Area and Perimeter in Real Life Day 1
Lesson 1 of 12
Objective: Students will be able to build models wherein area remains the same, while changing perimeters.
In order to motivate the students and have them begin to explore the real world problems of area and perimeter, I will read the book "Spaghetti and Meatballs for All" by Marilyn Burns. It is a funny story about a couple, Mr. and Mrs. Comfort, hosting a dinner party. At the party, the guests begin to move the tables around and that ruins the number of seats available.
The story is a bit long, so I suggest you take two days to read it, with activities as you go. On the first day, read the first half and have the students look for patterns and really try to figure out what the main problem is, which is that the perimeter, or places the guests can sit, changes as the combined areas remain the same.
Remember, that reading the book as an engaging activity does not "teach" the mathematical concepts of area and perimeter. However, in reading this book, you will now have a common referent as you explore area and perimeter.
As you read, allow the students to enjoy the story and the illustrations.
Boys and Girls, Mr. and Mrs. Comfort have a real problem in the story "Spaghetti and Meatballs for All". They are having a dinner party for 32 people and when everyone comes, the company rearranges their tables!
Have you ever seen your parents do that in a restaurant or at your home? Sometimes they push tables together or pull them apart so different people can sit together? That's what happens in the story. As you enjoy, watch for the problems that moving the tables causes.
I display my book on the document camera so all students can take in the illustrations, which helps them connect to the math in this story. I think it is important to show the class the illustrations, as the story is read, so students pick up on that chairs are eliminated every time the same tables are rearranged.
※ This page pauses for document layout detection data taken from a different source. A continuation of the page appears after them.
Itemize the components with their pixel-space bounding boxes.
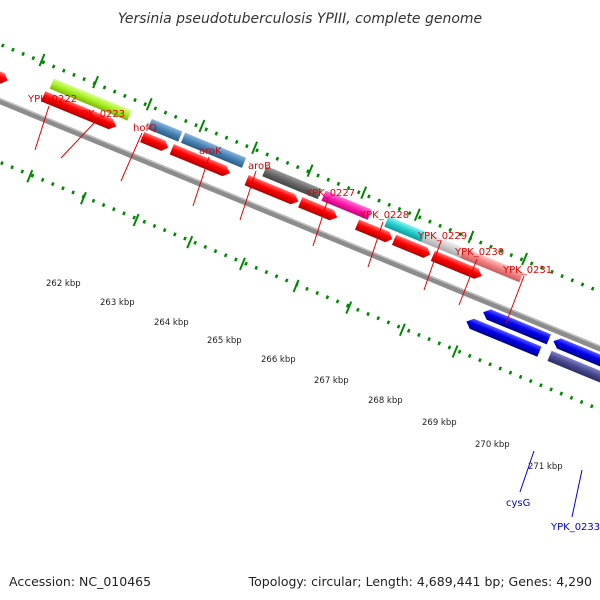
scale-label-270: 270 kbp xyxy=(475,440,510,450)
inner-major-ticks xyxy=(26,169,459,358)
outer-major-ticks xyxy=(38,53,528,266)
scale-label-267: 267 kbp xyxy=(314,376,349,386)
feature-bar-ypk0229 xyxy=(384,216,426,242)
gene-label-arob[interactable]: aroB xyxy=(248,161,271,172)
scale-label-265: 265 kbp xyxy=(207,336,242,346)
cds-arrow-ypk0230 xyxy=(391,234,431,258)
cds-arrow-arob xyxy=(169,144,231,177)
feature-bar-navy xyxy=(547,350,600,384)
scale-label-264: 264 kbp xyxy=(154,318,189,328)
genome-title: Yersinia pseudotuberculosis YPIII, compl… xyxy=(118,11,482,27)
genome-track xyxy=(0,0,600,465)
gene-label-ypk0228[interactable]: YPK_0228 xyxy=(359,210,409,221)
feature-bar-ypk0230 xyxy=(421,231,465,258)
cds-arrow-ypk0231 xyxy=(430,250,482,279)
cds-arrow-ypk0229 xyxy=(354,219,393,243)
gene-label-ypk0231[interactable]: YPK_0231 xyxy=(502,265,552,276)
feature-bar-arok xyxy=(147,118,183,142)
cds-arrow-ypk0227 xyxy=(244,175,299,205)
label-leaders xyxy=(34,105,583,518)
feature-bar-ypk0227 xyxy=(262,166,322,200)
gene-label-ypk0233[interactable]: YPK_0233 xyxy=(550,522,600,533)
gene-label-hofq[interactable]: hofQ xyxy=(133,123,157,134)
gene-label-ypk0222[interactable]: YPK_0222 xyxy=(27,94,77,105)
gene-label-arok[interactable]: aroK xyxy=(199,146,222,157)
genome-backbone xyxy=(0,19,600,407)
feature-bar-ypk0231 xyxy=(460,247,524,283)
cds-arrow-ypk0233-upper xyxy=(553,338,600,373)
feature-bars-forward xyxy=(49,78,524,283)
accession-text: Accession: NC_010465 xyxy=(9,574,151,589)
scale-label-268: 268 kbp xyxy=(368,396,403,406)
scale-label-271: 271 kbp xyxy=(528,462,563,472)
gene-label-cysg[interactable]: cysG xyxy=(506,498,530,509)
cds-arrows-forward xyxy=(0,67,482,279)
feature-bar-lime xyxy=(49,78,132,121)
gene-label-ypk0229[interactable]: YPK_0229 xyxy=(417,231,467,242)
cds-arrow-ypk0223 xyxy=(0,67,8,84)
cds-arrow-ypk0228 xyxy=(298,197,338,221)
cds-arrow-cysg xyxy=(466,318,542,357)
scale-label-269: 269 kbp xyxy=(422,418,457,428)
scale-label-263: 263 kbp xyxy=(100,298,135,308)
gene-label-ypk0227[interactable]: YPK_0227 xyxy=(305,188,355,199)
scale-label-262: 262 kbp xyxy=(46,279,81,289)
cds-arrow-arok xyxy=(140,131,169,151)
cds-arrow-cysg-upper xyxy=(483,309,551,345)
scale-label-266: 266 kbp xyxy=(261,355,296,365)
gene-labels: YPK_0222 YPK_0223 hofQ aroK aroB YPK_022… xyxy=(27,94,600,533)
feature-bar-ypk0228 xyxy=(321,190,372,220)
topology-text: Topology: circular; Length: 4,689,441 bp… xyxy=(248,574,592,589)
cds-arrows-reverse xyxy=(466,309,600,384)
gene-label-ypk0230[interactable]: YPK_0230 xyxy=(454,247,504,258)
gene-label-ypk0223[interactable]: YPK_0223 xyxy=(75,109,125,120)
scale-labels: 262 kbp 263 kbp 264 kbp 265 kbp 266 kbp … xyxy=(46,279,563,472)
feature-bar-arob xyxy=(180,132,247,168)
cds-arrow-hofq xyxy=(41,91,117,130)
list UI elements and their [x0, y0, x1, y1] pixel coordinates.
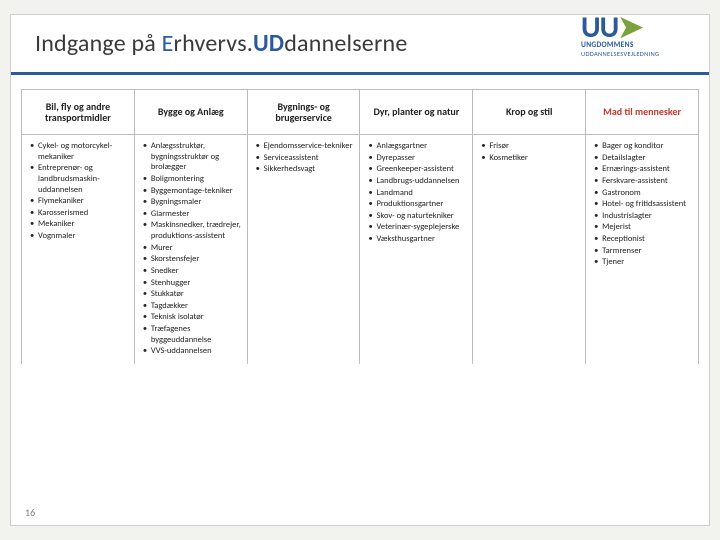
list-item: Mekaniker	[28, 219, 130, 230]
column-bygnings: Bygnings- og brugerservice Ejendomsservi…	[247, 89, 361, 364]
list-item: Stenhugger	[141, 278, 243, 289]
list-item: Frisør	[479, 141, 581, 152]
list-item: Teknisk isolatør	[141, 312, 243, 323]
list-item: Entreprenør- og landbrudsmaskin-uddannel…	[28, 163, 130, 195]
list-item: Hotel- og fritidsassistent	[592, 199, 694, 210]
title-mid: rhvervs.	[174, 29, 254, 58]
column-header: Mad til mennesker	[586, 89, 698, 135]
column-mad: Mad til mennesker Bager og konditorDetai…	[585, 89, 699, 364]
logo: UU➤ UNGDOMMENS UDDANNELSESVEJLEDNING	[581, 15, 701, 58]
list-item: Væksthusgartner	[366, 234, 468, 245]
title-pre: Indgange på	[35, 29, 162, 58]
logo-sub2: UDDANNELSESVEJLEDNING	[581, 50, 701, 58]
list-item: Skov- og naturtekniker	[366, 211, 468, 222]
column-body: AnlægsgartnerDyrepasserGreenkeeper-assis…	[360, 135, 472, 252]
title-accent-e: E	[162, 29, 174, 58]
list-item: VVS-uddannelsen	[141, 346, 243, 357]
column-bygge: Bygge og Anlæg Anlægsstruktør, bygningss…	[134, 89, 248, 364]
column-dyr: Dyr, planter og natur AnlægsgartnerDyrep…	[359, 89, 473, 364]
list-item: Karosserismed	[28, 208, 130, 219]
list-item: Snedker	[141, 266, 243, 277]
slide-title: Indgange på Erhvervs.UDdannelserne	[35, 29, 407, 58]
list-item: Bager og konditor	[592, 141, 694, 152]
column-header: Bygge og Anlæg	[135, 89, 247, 135]
list-item: Cykel- og motorcykel-mekaniker	[28, 141, 130, 162]
list-item: Produktionsgartner	[366, 199, 468, 210]
list-item: Greenkeeper-assistent	[366, 164, 468, 175]
title-post: dannelserne	[284, 29, 407, 58]
list-item: Skorstensfejer	[141, 254, 243, 265]
list-item: Tagdækker	[141, 301, 243, 312]
column-body: Ejendomsservice-teknikerServiceassistent…	[248, 135, 360, 182]
column-body: Bager og konditorDetailslagterErnærings-…	[586, 135, 698, 275]
list-item: Ferskvare-assistent	[592, 176, 694, 187]
list-item: Stukkatør	[141, 289, 243, 300]
title-bar: Indgange på Erhvervs.UDdannelserne UU➤ U…	[11, 15, 709, 75]
categories-table: Bil, fly og andre transportmidler Cykel-…	[21, 89, 699, 364]
list-item: Tarmrenser	[592, 246, 694, 257]
list-item: Flymekaniker	[28, 196, 130, 207]
list-item: Gastronom	[592, 188, 694, 199]
page-number: 16	[25, 506, 35, 519]
column-body: Anlægsstruktør, bygningsstruktør og brol…	[135, 135, 247, 364]
list-item: Landmand	[366, 188, 468, 199]
list-item: Mejerist	[592, 222, 694, 233]
list-item: Industrislagter	[592, 211, 694, 222]
column-body: FrisørKosmetiker	[473, 135, 585, 170]
slide: Indgange på Erhvervs.UDdannelserne UU➤ U…	[10, 14, 710, 526]
list-item: Serviceassistent	[254, 153, 356, 164]
list-item: Bygningsmaler	[141, 197, 243, 208]
list-item: Murer	[141, 243, 243, 254]
list-item: Ejendomsservice-tekniker	[254, 141, 356, 152]
list-item: Kosmetiker	[479, 153, 581, 164]
column-header: Krop og stil	[473, 89, 585, 135]
list-item: Veterinær-sygeplejerske	[366, 222, 468, 233]
list-item: Anlægsgartner	[366, 141, 468, 152]
column-krop: Krop og stil FrisørKosmetiker	[472, 89, 586, 364]
column-header: Dyr, planter og natur	[360, 89, 472, 135]
column-header: Bil, fly og andre transportmidler	[22, 89, 134, 135]
list-item: Vognmaler	[28, 231, 130, 242]
list-item: Sikkerhedsvagt	[254, 164, 356, 175]
list-item: Dyrepasser	[366, 153, 468, 164]
column-header: Bygnings- og brugerservice	[248, 89, 360, 135]
list-item: Receptionist	[592, 234, 694, 245]
column-transport: Bil, fly og andre transportmidler Cykel-…	[21, 89, 135, 364]
list-item: Tjener	[592, 257, 694, 268]
list-item: Ernærings-assistent	[592, 164, 694, 175]
list-item: Byggemontage-tekniker	[141, 186, 243, 197]
logo-main: UU➤	[581, 15, 701, 41]
title-accent-ud: UD	[253, 29, 284, 58]
list-item: Boligmontering	[141, 174, 243, 185]
list-item: Glarmester	[141, 209, 243, 220]
list-item: Anlægsstruktør, bygningsstruktør og brol…	[141, 141, 243, 173]
list-item: Detailslagter	[592, 153, 694, 164]
list-item: Træfagenes byggeuddannelse	[141, 324, 243, 345]
column-body: Cykel- og motorcykel-mekanikerEntreprenø…	[22, 135, 134, 249]
list-item: Maskinsnedker, trædrejer, produktions-as…	[141, 220, 243, 241]
list-item: Landbrugs-uddannelsen	[366, 176, 468, 187]
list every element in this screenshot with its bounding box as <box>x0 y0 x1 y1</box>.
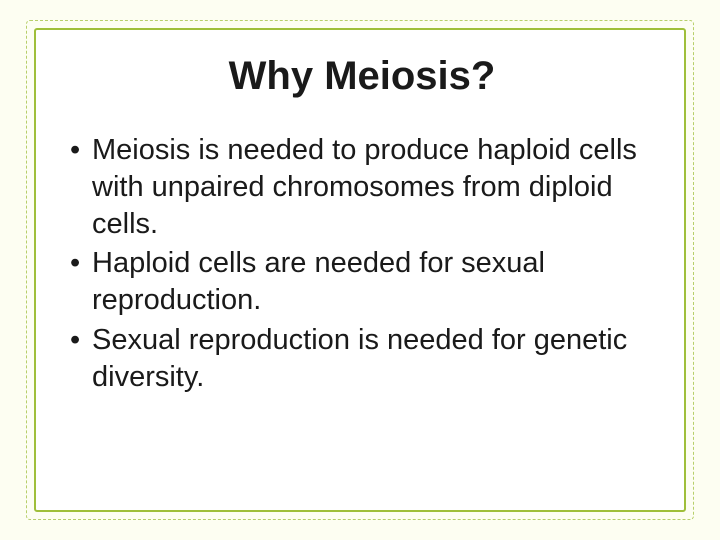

I found it helpful to pause at every page spread and have the students just observe the illustrations. They get a kick out of the antics of the cat! Use questions to guide them to see the visual clues that the perimeter (or seating space) is getting smaller. Have them look for stacked chairs, people standing, Mrs. Comfort acting upset. All of this interaction will help when they work on their partner activity.
Boys and girls, can you turn and talk to your partner about what is happening to the seating? Mrs. Comfort looks uncomfortable. Why do you think she feels that way?
Why are there extra chairs? At the beginning of the story there weren't enough, now there are too many?
Listen to student ideas to pull out the understanding that everywhere the tables touch, two chairs must be removed. Mathematically, they will begin to understand that the number of tables (or area) remains the same, but the perimeter changes. In this case, it decreases as the tables are pushed together. In focusing on this, you will really be promoting Mathematical Practice 4: Look for and express regularity in repeated reasoning. As you read the next section, you will notice the students really grabbling with this.
I stop reading halfway through the book, at the point when I know the students understand that every time a new set of guests arrive, the tables are moved around again. Now is the perfect time to engage them in the problem solving of this book!
To do this activity, I've created sets of 8 square inch blocks for the students to use. Their use can first be modeled on the projector to re-create the original setting of the book, which is 8 separate tables. Ask some mathematical questions:
- How many people can sit at this arrangement?
- How do you know that? What was your strategy?
- If we create some of the other sitting arrangements, what happens?
- Where are the seats lost? Why are they lost?
- How many are lost?
After I've established that students are recognizing the connection between the arrangement and the number of places people can sit, I send the students off with their partners to continue to figure out more seating arrangements. Give them these specific rules:
- The tables must not overlap.
- When they are pushed together, the full sides must touch…no diagonal arrangements.
- Draw your models and label how many chairs can be placed at that arrangement.
I challenged my students to look for an arrangement that would seat the most people, one that's different than the original arrangement. You may choose to do this, or have them explore arrangements and the seating that would go with it, for discussion later at the close.
This group is working on how to rearrange one of their models to get more seating, and then trying to figure out a way of counting the seats.
This partnership works on figuring out how to count the perimeter and realizes there is a way to increase it.
For closing today, I have the students share their favorite configuration and strategy. As the students share their area and perimeter findings, my other students are expected to use our math talking moves to respond.
I had my students explain whether they agreed or disagreed with the findings of their peers. In doing this, both the presenter and the questioner must once again think through their strategies and often they find their own mistakes. This is much more powerful than me telling them they made an error, which they may or may not grasp. This way they internalize their strategies. It is also a wonderful way to develop students' mathematical practices. In today's lesson I'm focusing on MP3: Construct viable arguments and critique the reasoning of others and MP7: Attend to precision, which means students advance their mathematical communication skills as they try to use the precise language to speak with each other.
Mathematicians, your thinking today was wonderful. I am impressed with the patterns and solutions you found for our problem! Many of you began to develop strategies that you can use every time you are working to find area or perimeter. Tomorrow we will again work with these concepts and share out more of our thinking.